I wrote this post way back in August 1, 2011. Unfortunately, I wasn't able to finish it and publish it...
I met her way back in college.
She was one of my classmates in my majoring classes of Communication Arts in DLSU.
We were from different groups or social circles. Totally different. Must be because we were not from the same block.
Nevertheless, she has this certain image of being a "party girl". Yes, that's what me & my friends used to call her in our group as that's the exact image that exudes from her.
She's petite, pretty and thin. If looks could kill, you would really think she goes to party everyday after school as she almost always goes to school with her hair done, make-up and all.
Not sure if it was true, but I heard somewhere that she wakes up super early to get this all done before classes.. and yeah, I am the complete opposite as I go to school still have my hair wet from the quick shower I did to prevent being late. LOL.
But yeah, I admit. I'm one of those people who judged her from her looks. Little did I know, that whatever you see on the outside doesn't really reflect how good she is on the inside.
And yeah, I just realized how it was really a loss for not knowing her then.
Flash forward to 10 years later...
Who would have known that a social network like Facebook, would let me know the real her?
It was really quite ironic for somebody who was thin back in college watching a reality show on tv about weight loss.

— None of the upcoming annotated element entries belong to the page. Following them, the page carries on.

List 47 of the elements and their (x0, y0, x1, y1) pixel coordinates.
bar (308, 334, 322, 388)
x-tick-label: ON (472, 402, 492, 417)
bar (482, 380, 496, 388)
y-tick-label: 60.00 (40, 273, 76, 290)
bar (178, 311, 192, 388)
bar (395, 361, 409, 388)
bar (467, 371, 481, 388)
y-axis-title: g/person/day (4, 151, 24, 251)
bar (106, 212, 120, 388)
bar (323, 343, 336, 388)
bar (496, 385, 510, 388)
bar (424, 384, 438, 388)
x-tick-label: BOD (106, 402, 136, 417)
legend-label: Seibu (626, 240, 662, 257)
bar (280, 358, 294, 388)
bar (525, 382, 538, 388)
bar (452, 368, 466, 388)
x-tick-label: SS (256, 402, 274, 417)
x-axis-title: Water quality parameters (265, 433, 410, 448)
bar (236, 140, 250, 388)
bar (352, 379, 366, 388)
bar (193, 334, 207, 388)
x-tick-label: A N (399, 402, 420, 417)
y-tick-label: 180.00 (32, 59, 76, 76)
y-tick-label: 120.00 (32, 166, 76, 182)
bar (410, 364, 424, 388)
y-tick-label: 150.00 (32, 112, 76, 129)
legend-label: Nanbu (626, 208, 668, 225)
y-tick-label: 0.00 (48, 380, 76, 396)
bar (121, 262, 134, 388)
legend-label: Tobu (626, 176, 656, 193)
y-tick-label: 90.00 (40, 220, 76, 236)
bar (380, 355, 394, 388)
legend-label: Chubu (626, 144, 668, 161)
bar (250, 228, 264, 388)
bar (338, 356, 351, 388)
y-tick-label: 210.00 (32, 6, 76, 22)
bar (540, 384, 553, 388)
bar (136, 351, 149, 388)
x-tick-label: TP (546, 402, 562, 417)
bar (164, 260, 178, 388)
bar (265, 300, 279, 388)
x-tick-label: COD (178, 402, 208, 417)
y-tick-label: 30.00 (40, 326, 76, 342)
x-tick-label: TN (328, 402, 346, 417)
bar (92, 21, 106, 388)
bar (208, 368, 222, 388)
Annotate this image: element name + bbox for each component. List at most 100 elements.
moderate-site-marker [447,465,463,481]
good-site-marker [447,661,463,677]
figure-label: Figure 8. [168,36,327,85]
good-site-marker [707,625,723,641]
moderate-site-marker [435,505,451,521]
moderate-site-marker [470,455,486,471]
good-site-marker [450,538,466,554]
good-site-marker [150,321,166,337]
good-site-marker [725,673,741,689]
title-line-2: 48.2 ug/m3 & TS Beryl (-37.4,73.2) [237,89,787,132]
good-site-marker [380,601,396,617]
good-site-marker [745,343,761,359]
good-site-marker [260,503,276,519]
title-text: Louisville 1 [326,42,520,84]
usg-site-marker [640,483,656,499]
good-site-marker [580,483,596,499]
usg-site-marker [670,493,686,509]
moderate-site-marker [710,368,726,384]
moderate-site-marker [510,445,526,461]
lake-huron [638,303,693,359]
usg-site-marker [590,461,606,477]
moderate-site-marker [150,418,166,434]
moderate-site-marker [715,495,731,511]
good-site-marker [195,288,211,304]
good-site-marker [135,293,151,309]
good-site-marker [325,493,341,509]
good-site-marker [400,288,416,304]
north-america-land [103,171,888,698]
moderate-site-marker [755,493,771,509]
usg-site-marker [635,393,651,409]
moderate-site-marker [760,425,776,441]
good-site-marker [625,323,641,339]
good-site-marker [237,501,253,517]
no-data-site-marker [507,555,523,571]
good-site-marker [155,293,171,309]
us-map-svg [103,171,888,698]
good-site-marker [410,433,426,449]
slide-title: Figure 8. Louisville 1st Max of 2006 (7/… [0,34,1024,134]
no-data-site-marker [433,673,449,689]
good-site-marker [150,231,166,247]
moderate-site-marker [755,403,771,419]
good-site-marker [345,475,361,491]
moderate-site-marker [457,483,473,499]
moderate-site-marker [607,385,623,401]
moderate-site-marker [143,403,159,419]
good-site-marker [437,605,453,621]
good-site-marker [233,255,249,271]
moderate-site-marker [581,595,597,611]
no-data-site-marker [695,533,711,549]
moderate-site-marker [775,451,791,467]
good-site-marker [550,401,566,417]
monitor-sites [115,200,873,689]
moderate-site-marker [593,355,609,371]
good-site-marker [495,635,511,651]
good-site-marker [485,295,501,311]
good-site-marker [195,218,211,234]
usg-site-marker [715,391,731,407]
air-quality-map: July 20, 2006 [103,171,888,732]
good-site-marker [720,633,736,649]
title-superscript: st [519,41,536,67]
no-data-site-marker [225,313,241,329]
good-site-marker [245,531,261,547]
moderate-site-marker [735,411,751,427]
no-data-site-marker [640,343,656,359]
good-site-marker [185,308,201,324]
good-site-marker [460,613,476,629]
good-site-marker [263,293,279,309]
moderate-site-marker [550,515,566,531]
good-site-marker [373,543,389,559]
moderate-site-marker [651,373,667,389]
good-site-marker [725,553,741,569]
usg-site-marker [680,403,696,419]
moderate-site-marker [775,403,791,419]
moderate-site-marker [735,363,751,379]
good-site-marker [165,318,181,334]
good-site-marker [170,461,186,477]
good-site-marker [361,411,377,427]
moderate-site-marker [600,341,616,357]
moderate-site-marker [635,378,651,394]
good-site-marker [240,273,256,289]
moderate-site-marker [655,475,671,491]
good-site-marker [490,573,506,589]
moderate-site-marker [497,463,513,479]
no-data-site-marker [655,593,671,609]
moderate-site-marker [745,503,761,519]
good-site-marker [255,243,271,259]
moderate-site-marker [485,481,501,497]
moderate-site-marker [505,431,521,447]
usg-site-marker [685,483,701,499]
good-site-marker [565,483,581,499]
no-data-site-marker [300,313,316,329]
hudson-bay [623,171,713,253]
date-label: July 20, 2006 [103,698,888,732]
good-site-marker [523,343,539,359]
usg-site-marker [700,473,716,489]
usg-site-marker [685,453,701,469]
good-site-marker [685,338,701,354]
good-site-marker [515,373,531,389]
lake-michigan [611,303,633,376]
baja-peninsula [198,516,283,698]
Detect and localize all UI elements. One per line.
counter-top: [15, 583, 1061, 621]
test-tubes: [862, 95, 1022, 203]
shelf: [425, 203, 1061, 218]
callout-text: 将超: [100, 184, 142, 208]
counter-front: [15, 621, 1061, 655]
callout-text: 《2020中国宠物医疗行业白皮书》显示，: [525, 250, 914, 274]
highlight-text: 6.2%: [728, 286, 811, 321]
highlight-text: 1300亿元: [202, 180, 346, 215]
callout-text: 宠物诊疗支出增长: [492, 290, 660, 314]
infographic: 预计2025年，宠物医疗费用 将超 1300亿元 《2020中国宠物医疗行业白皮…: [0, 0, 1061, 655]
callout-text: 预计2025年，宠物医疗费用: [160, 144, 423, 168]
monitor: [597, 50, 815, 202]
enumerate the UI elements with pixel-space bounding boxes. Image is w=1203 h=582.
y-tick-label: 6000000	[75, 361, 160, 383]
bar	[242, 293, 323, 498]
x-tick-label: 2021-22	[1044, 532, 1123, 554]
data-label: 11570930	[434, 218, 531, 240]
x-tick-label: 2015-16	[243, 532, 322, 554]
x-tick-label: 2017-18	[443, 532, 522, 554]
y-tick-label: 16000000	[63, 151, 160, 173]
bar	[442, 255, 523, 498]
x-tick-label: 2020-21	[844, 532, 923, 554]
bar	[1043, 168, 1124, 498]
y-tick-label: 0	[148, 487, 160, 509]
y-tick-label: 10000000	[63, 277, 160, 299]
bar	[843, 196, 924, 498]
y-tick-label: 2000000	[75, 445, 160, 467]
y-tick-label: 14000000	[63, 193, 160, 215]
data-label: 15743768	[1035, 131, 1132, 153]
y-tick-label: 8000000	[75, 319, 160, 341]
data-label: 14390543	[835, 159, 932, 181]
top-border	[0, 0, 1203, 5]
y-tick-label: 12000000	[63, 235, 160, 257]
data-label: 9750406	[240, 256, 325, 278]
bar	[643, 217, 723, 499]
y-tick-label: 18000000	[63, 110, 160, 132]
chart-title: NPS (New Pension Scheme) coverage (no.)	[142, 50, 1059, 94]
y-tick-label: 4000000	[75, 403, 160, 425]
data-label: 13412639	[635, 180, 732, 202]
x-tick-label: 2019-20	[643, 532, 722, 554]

Well, this show got me talking to her and we were cheering for this certain Filipino obese-chef contestant (now all muscular and thin, LOL). This I believed, was the start of the friendship.
I understand we still may not be that close, but I learned a lot from this mere acquaintance back in college. I realized that she's one tough woman... and I learned how to be strong despite of all the challenges I've encountered and have a strong faith in God.
Maj, thank you for all the support you have provided.
You don't know how much it meant to me.
You don't know how much it meant to me.
That is why I consider you as one of my angels here on earth.
I wish you well in everything.. especially your health. I still may not understand God's plan in why I have to undergo all of this, but it sure made me stronger.
I woke up this morning and saw a Facebook post from her account. Her brother Jyle announced that she passed away and provided information as to where the wake will be held.
To say that I was shocked, is an understatement! I'm completely, utterly devastated with the news! I've been crying my heart out since 7am... yes, I am crying.
I'm crying because I lost a good friend. A friend that I only knew through a social network. A friend who reached out to me in deepest, darkest hour and offered comfort to me to look at the bright things in life. A friend who prayed for my healing.
And now she's gone...
I wasn't even able to publish that post I wrote way back in August for her to know how grateful I was for her help. :(
Maj, I may never get to know you more now but nevertheless, I'm deeply grateful for the friendship. I'm lucky to say that at one point in my life, I have gotten to know you and you have touched my life.
Again, thank you for reaching out to me. As I've said before, you're an angel here on earth... but now you're a real angel.
Rest in peace, Maj Guanzon. You will truly be missed.